張翊均分析道,王守澄屬實是總領北司以及手握神策禁軍過半的兵權,且對聖人有翊戴之功,當今天子因而至少表面上對王守澄寵榮絕倫。但是……如其豢養私兵,圖謀不軌,便將是公然同天子為敵,同時也勢必激起南衙反對,北司也並非鐵板一塊,暗中內鬥怕是遠比南衙的黨爭還要激烈。
李商隱聽了,細眉蹙起,不解道:「那王守澄如此做簡直堪比自毀長城,火中取栗,意義何在?」
如果王守澄不是利高者,那會是誰?張翊均一時還想不通,便輕搖著頭道:「此事還不能妄下結論……翊均度之,背後的細則恐怕遠沒那麼簡單。」他話音方落,突然一個閃念劃過張翊均的腦海,讓他矍然抬眼,如果鬼兵的目標並沒有那麼簡單呢?
虯髯漢咽氣前在他耳側呢喃的那個詞再一次響於耳側……
「……大明宮。」
或許……僅僅是或許,張翊均將目光投向了長安草圖上最東北端,亦是全圖唯一一處空白,那裡正坐落著大明宮,亦是大唐的心臟。
「倘若亂黨的目標……是聖人呢?」
這想法成型的一瞬,讓張翊均只覺脊背一涼,渾身不受控制的冒起雞皮疙瘩。這個想法並非張翊均第一次有,往昔他覺得只覺此念太過荒謬,但此刻他頓覺這想法居然會有那麼一絲可能。
若果真如此呢?
那麼鬼兵的目的便為的是另立新君,一如十年前憲宗皇帝被閹宦弒殺,繼而穆宗皇帝即位。由此推斷,幕後黑手又將是誰?
張翊均思緒至此,只覺腦仁有些隱隱作痛。其實他心裡對方才的想法有著極強的排斥,便決心先將注意力放在現有的線索上。
眼下他們手上的線索多且雜,重要的是分揀出有用的線索,稍一偏離,便有可能前功盡棄。李商隱細忖良晌,拋出自己的想法:「那……義山以為,或許應先抓住那個縱火的柏夔,由此順藤摸瓜,或許……」
張翊均捏著下巴予以了否決。善和失火一案,想必官府此刻也在追查,畢竟這等事總得有個人頂罪。況且若是他準備從柏夔入手追查,前夜就不會放任其逃脫,「善和坊各方勢力盤根錯節,現在火場必然戒嚴,若貿然闖入其中,反而節外生枝,絕非明智之舉!」
李商隱一點即明,經過這幾日在長安的見聞,他可是知道西都的達官貴人有多少,利益糾葛有多多。此時去到善和坊,無異於將自己徹底暴露於光天之下。
張翊均忽然意識到,他們始終太執著於追查案情本身了,追查到底只是尾隨著亂黨的步伐,若到了最後關頭,他們終究會遲一步——他們始終不曾報官的緣由便在此,繁複的程序只會更加拖累節奏。若能另闢蹊徑,謀於所未謀,便可一舉盡捕其黨。
「與其查坊,不如查人……」
張翊均直覺,應從昨日那兩名被殺之人入手。二人皆為神策禁軍,於右臂紋有鷹身僧侶——這是祆教的圖騰,二人又於昨日一同被殺……

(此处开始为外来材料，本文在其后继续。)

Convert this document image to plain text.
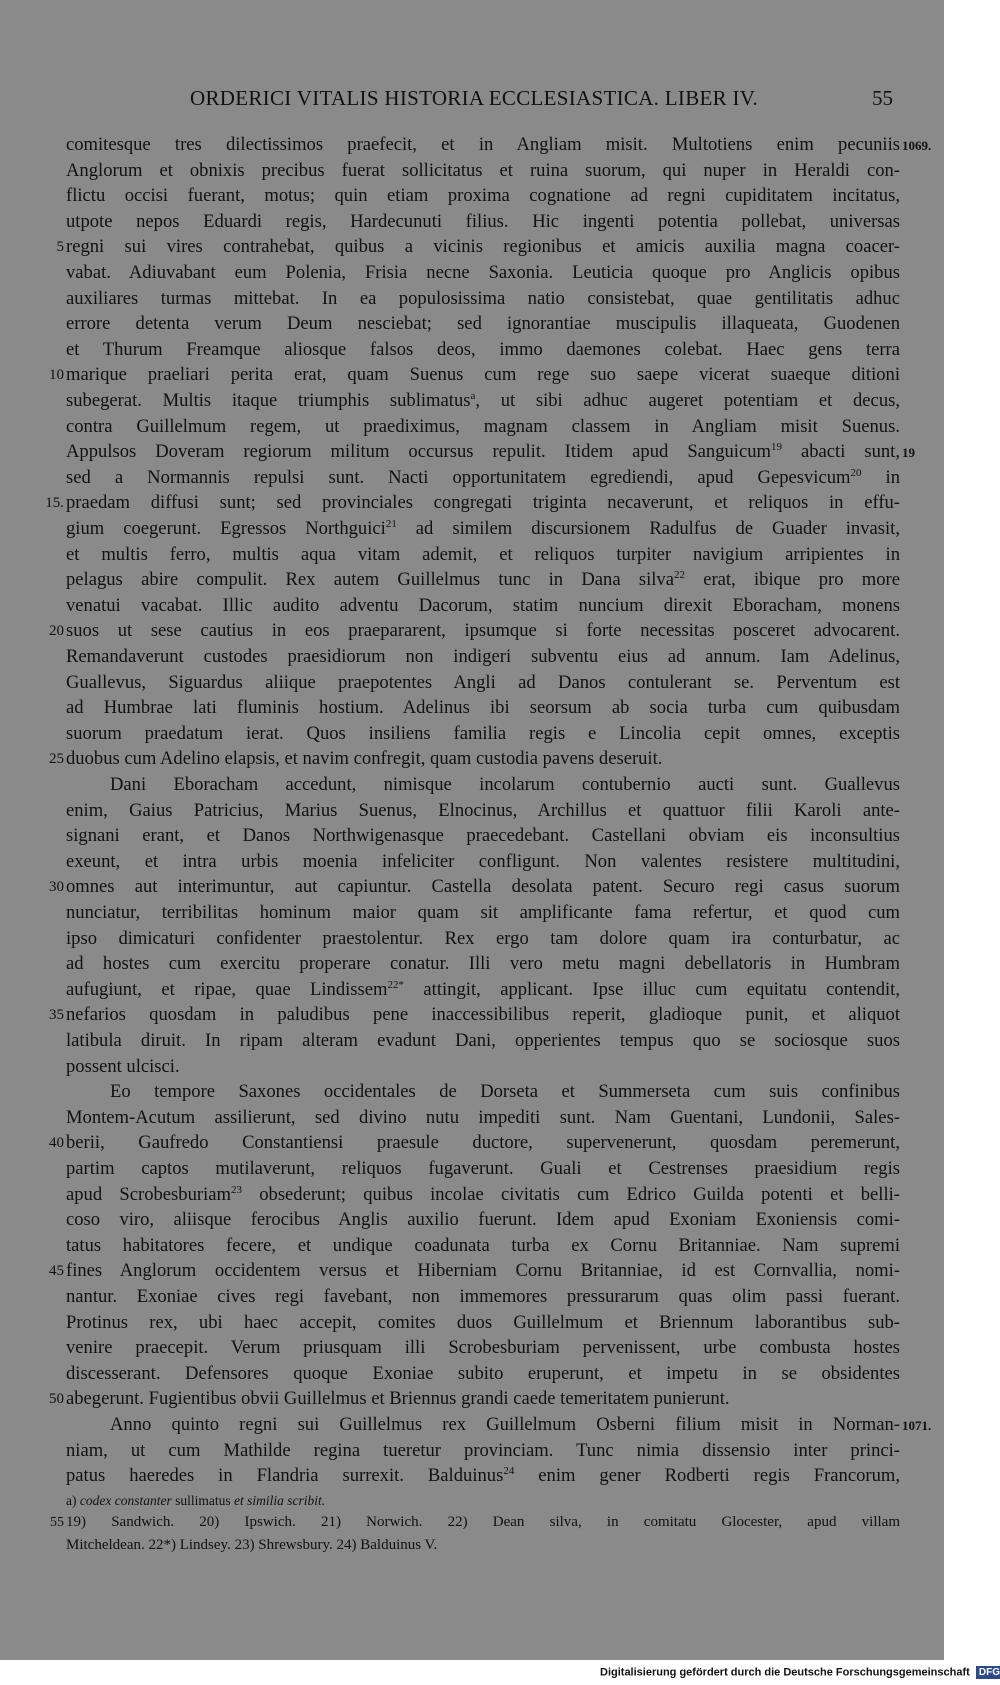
ORDERICI VITALIS HISTORIA ECCLESIASTICA. LIBER IV.	55
comitesque tres dilectissimos praefecit, et in Angliam misit. Multotiens enim pecuniis 1069.
Anglorum et obnixis precibus fuerat sollicitatus et ruina suorum, qui nuper in Heraldi con-
flictu occisi fuerant, motus; quin etiam proxima cognatione ad regni cupiditatem incitatus,
utpote nepos Eduardi regis, Hardecunuti filius. Hic ingenti potentia pollebat, universas
5 regni sui vires contrahebat, quibus a vicinis regionibus et amicis auxilia magna coacer-
vabat. Adiuvabant eum Polenia, Frisia necne Saxonia. Leuticia quoque pro Anglicis opibus
auxiliares turmas mittebat. In ea populosissima natio consistebat, quae gentilitatis adhuc
errore detenta verum Deum nesciebat; sed ignorantiae muscipulis illaqueata, Guodenen
et Thurum Freamque aliosque falsos deos, immo daemones colebat. Haec gens terra
10 marique praeliari perita erat, quam Suenus cum rege suo saepe vicerat suaeque ditioni
subegerat. Multis itaque triumphis sublimatus$^a$, ut sibi adhuc augeret potentiam et decus,
contra Guillelmum regem, ut praediximus, magnam classem in Angliam misit Suenus.
Appulsos Doveram regiorum militum occursus repulit. Itidem apud Sanguicum$^{19}$ abacti sunt, 19
sed a Normannis repulsi sunt. Nacti opportunitatem egrediendi, apud Gepesvicum$^{20}$ in
15. praedam diffusi sunt; sed provinciales congregati triginta necaverunt, et reliquos in effu-
gium coegerunt. Egressos Northguici$^{21}$ ad similem discursionem Radulfus de Guader invasit,
et multis ferro, multis aqua vitam ademit, et reliquos turpiter navigium arripientes in
pelagus abire compulit. Rex autem Guillelmus tunc in Dana silva$^{22}$ erat, ibique pro more
venatui vacabat. Illic audito adventu Dacorum, statim nuncium direxit Eboracham, monens
20 suos ut sese cautius in eos praepararent, ipsumque si forte necessitas posceret advocarent.
Remandaverunt custodes praesidiorum non indigeri subventu eius ad annum. Iam Adelinus,
Guallevus, Siguardus aliique praepotentes Angli ad Danos contulerant se. Perventum est
ad Humbrae lati fluminis hostium. Adelinus ibi seorsum ab socia turba cum quibusdam
suorum praedatum ierat. Quos insiliens familia regis e Lincolia cepit omnes, exceptis
25 duobus cum Adelino elapsis, et navim confregit, quam custodia pavens deseruit.
Dani Eboracham accedunt, nimisque incolarum contubernio aucti sunt. Guallevus
enim, Gaius Patricius, Marius Suenus, Elnocinus, Archillus et quattuor filii Karoli ante-
signani erant, et Danos Northwigenasque praecedebant. Castellani obviam eis inconsultius
exeunt, et intra urbis moenia infeliciter confligunt. Non valentes resistere multitudini,
30 omnes aut interimuntur, aut capiuntur. Castella desolata patent. Securo regi casus suorum
nunciatur, terribilitas hominum maior quam sit amplificante fama refertur, et quod cum
ipso dimicaturi confidenter praestolentur. Rex ergo tam dolore quam ira conturbatur, ac
ad hostes cum exercitu properare conatur. Illi vero metu magni debellatoris in Humbram
aufugiunt, et ripae, quae Lindissem$^{22*}$ attingit, applicant. Ipse illuc cum equitatu contendit,
35 nefarios quosdam in paludibus pene inaccessibilibus reperit, gladioque punit, et aliquot
latibula diruit. In ripam alteram evadunt Dani, opperientes tempus quo se sociosque suos
possent ulcisci.
Eo tempore Saxones occidentales de Dorseta et Summerseta cum suis confinibus
Montem-Acutum assilierunt, sed divino nutu impediti sunt. Nam Guentani, Lundonii, Sales-
40 berii, Gaufredo Constantiensi praesule ductore, supervenerunt, quosdam peremerunt,
partim captos mutilaverunt, reliquos fugaverunt. Guali et Cestrenses praesidium regis
apud Scrobesburiam$^{23}$ obsederunt; quibus incolae civitatis cum Edrico Guilda potenti et belli-
coso viro, aliisque ferocibus Anglis auxilio fuerunt. Idem apud Exoniam Exoniensis comi-
tatus habitatores fecere, et undique coadunata turba ex Cornu Britanniae. Nam supremi
45 fines Anglorum occidentem versus et Hiberniam Cornu Britanniae, id est Cornvallia, nomi-
nantur. Exoniae cives regi favebant, non immemores pressurarum quas olim passi fuerant.
Protinus rex, ubi haec accepit, comites duos Guillelmum et Briennum laborantibus sub-
venire praecepit. Verum priusquam illi Scrobesburiam pervenissent, urbe combusta hostes
discesserant. Defensores quoque Exoniae subito eruperunt, et impetu in se obsidentes
50 abegerunt. Fugientibus obvii Guillelmus et Briennus grandi caede temeritatem punierunt.
Anno quinto regni sui Guillelmus rex Guillelmum Osberni filium misit in Norman- 1071.
niam, ut cum Mathilde regina tueretur provinciam. Tunc nimia dissensio inter princi-
patus haeredes in Flandria surrexit. Balduinus$^{24}$ enim gener Rodberti regis Francorum,
a) codex constanter sullimatus et similia scribit.
55 19) Sandwich. 20) Ipswich. 21) Norwich. 22) Dean silva, in comitatu Glocester, apud villam
Mitcheldean. 22*) Lindsey. 23) Shrewsbury. 24) Balduinus V.
Digitalisierung gefördert durch die Deutsche Forschungsgemeinschaft DFG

李商隱對祆教了解不多,因此對一些關鍵詞聽得雲里霧裡。但在他聽到神策禁軍這個詞后,忽而想起來道:「對了!昨日義山在王家似乎還聽晏媄說起過……」
張翊均一聽,不由看了李商隱少頃,並不全是為可能的線索而集中精神。倒是這十六郎,怎麼對王家千金這般熟識,都稱呼上名字了?張翊均不禁心裡稍有八卦,這兩人之間是不是發生過什麼?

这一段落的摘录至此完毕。